Beaucoup de questionnement sur la mort cette semaine, et comment en parler avec des enfants. Parler de la mort d’un proche, ou évoquer un fait divers, ce n’est pas la même chose. Un éclairage de Françoise Dolto, dans Lorsque l’enfant parait (1).

Quand viennent les premières questions

Ils l’abordent en même temps qu’ils abordent la différence sexuelle, par des questions indirectes : « Est-ce que tu vas mourir vieille ? » par exemple, ou : « tu es déjà très vieille ? – Très vieille, non ! Pas autant que telle ou telle personne, mais je suis assez vieille, c’est vrai – Et bien alors, tu vas bientôt mourir ? – Je ne sais pas. Nous ne savons pas quand nous allons mourir. »
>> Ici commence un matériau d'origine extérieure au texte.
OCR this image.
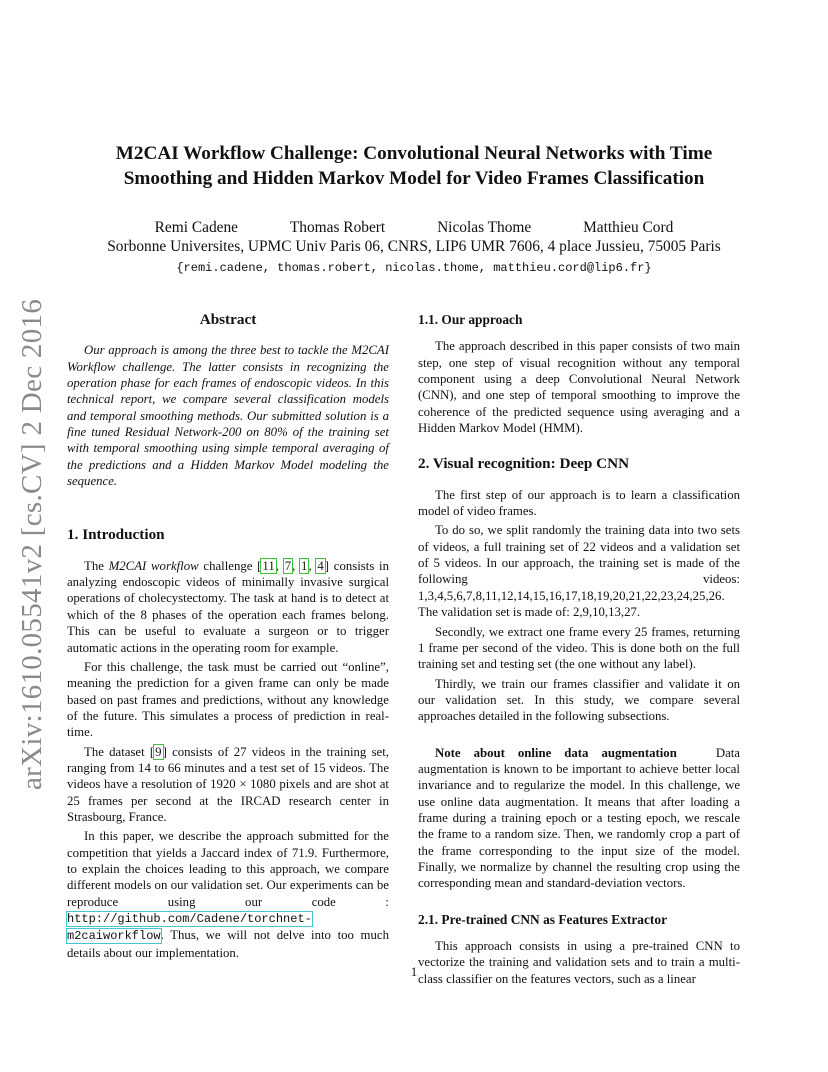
arXiv:1610.05541v2 [cs.CV] 2 Dec 2016
M2CAI Workflow Challenge: Convolutional Neural Networks with Time
Smoothing and Hidden Markov Model for Video Frames Classification
Remi Cadene	Thomas Robert	Nicolas Thome	Matthieu Cord
Sorbonne Universites, UPMC Univ Paris 06, CNRS, LIP6 UMR 7606, 4 place Jussieu, 75005 Paris
{remi.cadene, thomas.robert, nicolas.thome, matthieu.cord@lip6.fr}
Abstract

Our approach is among the three best to tackle the M2CAI Workflow challenge. The latter consists in recognizing the operation phase for each frames of endoscopic videos. In this technical report, we compare several classification models and temporal smoothing methods. Our submitted solution is a fine tuned Residual Network-200 on 80% of the training set with temporal smoothing using simple temporal averaging of the predictions and a Hidden Markov Model modeling the sequence.

1. Introduction

The M2CAI workflow challenge [11, 7, 1, 4] consists in analyzing endoscopic videos of minimally invasive surgical operations of cholecystectomy. The task at hand is to detect at which of the 8 phases of the operation each frames belong. This can be useful to evaluate a surgeon or to trigger automatic actions in the operating room for example.

For this challenge, the task must be carried out “online”, meaning the prediction for a given frame can only be made based on past frames and predictions, without any knowledge of the future. This simulates a process of prediction in real-time.

The dataset [9] consists of 27 videos in the training set, ranging from 14 to 66 minutes and a test set of 15 videos. The videos have a resolution of 1920 × 1080 pixels and are shot at 25 frames per second at the IRCAD research center in Strasbourg, France.

In this paper, we describe the approach submitted for the competition that yields a Jaccard index of 71.9. Furthermore, to explain the choices leading to this approach, we compare different models on our validation set. Our experiments can be reproduce using our code : http://github.com/Cadene/torchnet-m2caiworkflow. Thus, we will not delve into too much details about our implementation.

1.1. Our approach

The approach described in this paper consists of two main step, one step of visual recognition without any temporal component using a deep Convolutional Neural Network (CNN), and one step of temporal smoothing to improve the coherence of the predicted sequence using averaging and a Hidden Markov Model (HMM).

2. Visual recognition: Deep CNN

The first step of our approach is to learn a classification model of video frames.

To do so, we split randomly the training data into two sets of videos, a full training set of 22 videos and a validation set of 5 videos. In our approach, the training set is made of the following videos: 1,3,4,5,6,7,8,11,12,14,15,16,17,18,19,20,21,22,23,24,25,26. The validation set is made of: 2,9,10,13,27.

Secondly, we extract one frame every 25 frames, returning 1 frame per second of the video. This is done both on the full training set and testing set (the one without any label).

Thirdly, we train our frames classifier and validate it on our validation set. In this study, we compare several approaches detailed in the following subsections.

Note about online data augmentation	Data augmentation is known to be important to achieve better local invariance and to regularize the model. In this challenge, we use online data augmentation. It means that after loading a frame during a training epoch or a testing epoch, we rescale the frame to a random size. Then, we randomly crop a part of the frame corresponding to the input size of the model. Finally, we normalize by channel the resulting crop using the corresponding mean and standard-deviation vectors.

2.1. Pre-trained CNN as Features Extractor

This approach consists in using a pre-trained CNN to vectorize the training and validation sets and to train a multi-class classifier on the features vectors, such as a linear

1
Les enfants questionnent sans angoisse à propos de la mort jusqu’aux environs de sept ans. Ils commencent à se poser la question vers trois ans, et je le répète, sans angoisse. Il faut leur parler de la mort, justement. Et, d’ailleurs, ils la voient. Il y a des gens qui meurent autour d’eux, des enfants qui meurent autour d’eux.

On va bientôt mourir ?

Je crois qu’on peut toujours répondre à un enfant : « Nous mourrons quand nous aurons fini de vivre. » C’est drôle à dire, mais c’est vrai. Vous n’avez pas idée de ce que cette parole rassure un enfant. Lui dire « Sois tranquille, tu ne mourras que quand tu auras fini de vivre. – Mais je n’ai pas fini de vivre ! – Et bien, puisque tu vois que tu n’as pas fini de vivre, tu vois que tu es bien vivant ! »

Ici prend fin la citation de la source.